Mitigations are staged — small BGP communities first, then RTBH if the attack persists, then ACLs as a last resort. Each stage requires an audit log entry. High-impact mitigations (full RTBH on a large prefix) require operator approval before execution. Every mitigation is reversible: rollback paths are pre-computed at dispatch time and can be triggered with a single API call.

Observability. The full pipeline is instrumented with Prometheus metrics, Grafana dashboards, OpenTelemetry traces, and Splunk log aggregation. SLO dashboards track detect-to-mitigate latency percentiles, false positive rate, and pipeline availability. We ran regular chaos drills — killing Flink task managers, partition leaders, orchestration service nodes — to validate that recovery paths worked and latency SLOs held under component failures.

Key Decisions

Count-Min Sketch for heavy-hitter detection. A naive approach would maintain exact per-IP counters, but at 2M+ records/sec with millions of distinct source IPs during attacks, exact counting requires memory that scales with the attack surface. Count-Min Sketch gives us frequency estimates with bounded memory and configurable error rate. The error rate is small enough that false positives at the detection level are caught by the threshold tuning; the occasional missed detection is acceptable given the false-positive cost.

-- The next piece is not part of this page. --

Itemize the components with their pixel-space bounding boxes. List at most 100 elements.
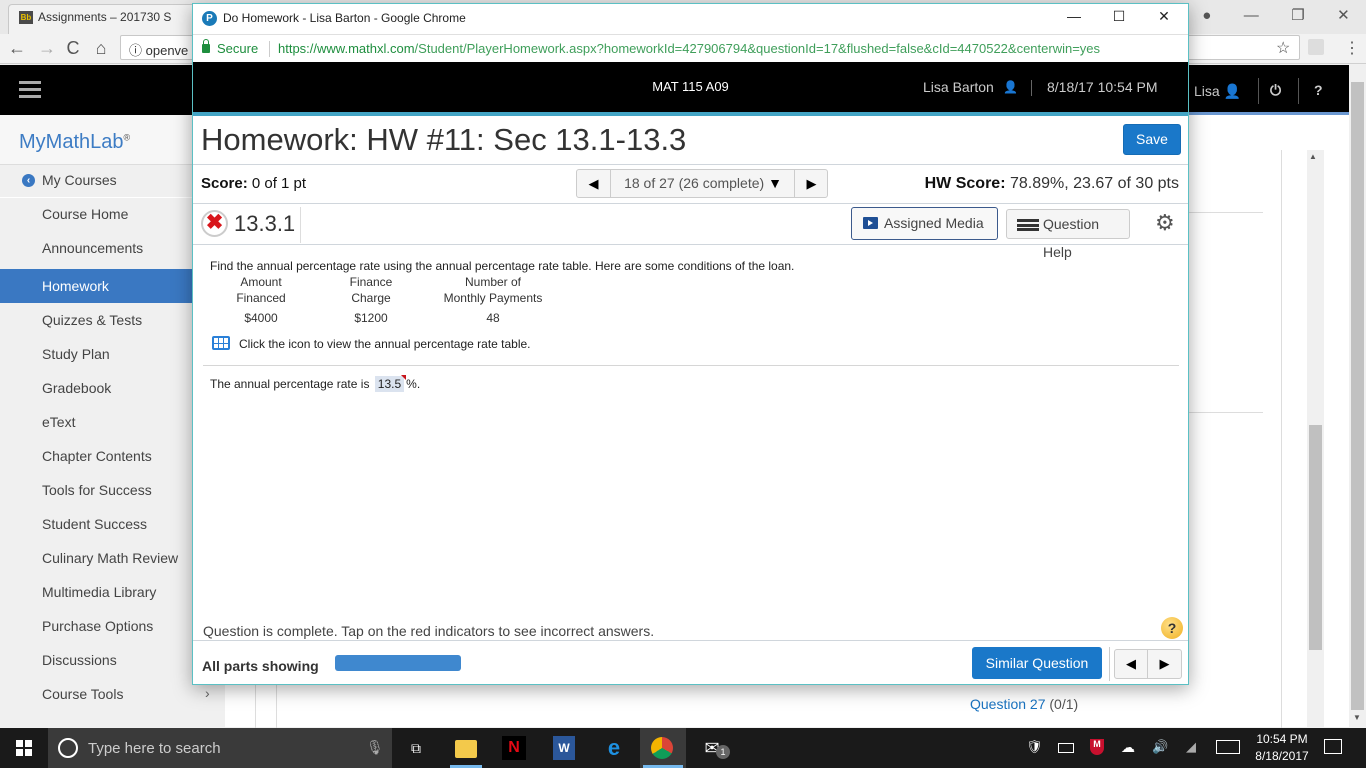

EWMA baselines, not static thresholds. Static thresholds don't work when client traffic profiles have daily, weekly, and seasonal patterns. EWMA-based baselines adapt to normal traffic variation, which means detection fires on anomalies relative to expected traffic rather than absolute volume. This substantially reduced false positive rates compared to the previous static-threshold approach.

Staged mitigations with operator approval for high-impact actions. Full RTBH on a large IP prefix can affect legitimate traffic — the blast radius is real. Requiring operator approval for those actions adds latency to the worst-case path, but the tradeoff was worth it. The automation handles 90%+ of mitigations without human involvement; the approval gate applies only to the small fraction where the risk of collateral damage is high.

Results

  • 2M+ network flow records/sec ingested and classified in steady state; sustained through attack-peak burst traffic
  • Detect-to-mitigate latency cut from 25s to under 8s — well within client SLA requirements
  • 90%+ of approved mitigations automated end-to-end, eliminating manual BGP/ACL changes for the common case
  • 40% reduction in compute and memory footprint from Count-Min Sketch + EWMA vs. the previous exact-count approach
  • 99.97% pipeline availability sustained over the measurement period, validated through regular chaos drills
  • Mean time to mitigation reduced from 11s to 5s after operator tooling improvements and automation

What I'd Do Differently

The RocksDB state backend worked well but required careful tuning — compaction settings, block cache sizes, write buffer configuration — that wasn't obvious upfront and had meaningful performance impact. I'd budget more time for state backend performance testing before production deployment.

The operator approval flow was bolted onto the orchestration service late in the project. It worked, but the UX was rough — approvals happened through a CLI that required knowing the right flags. A simple web UI for the approval workflow would have reduced operator errors and made the audit trail easier to navigate.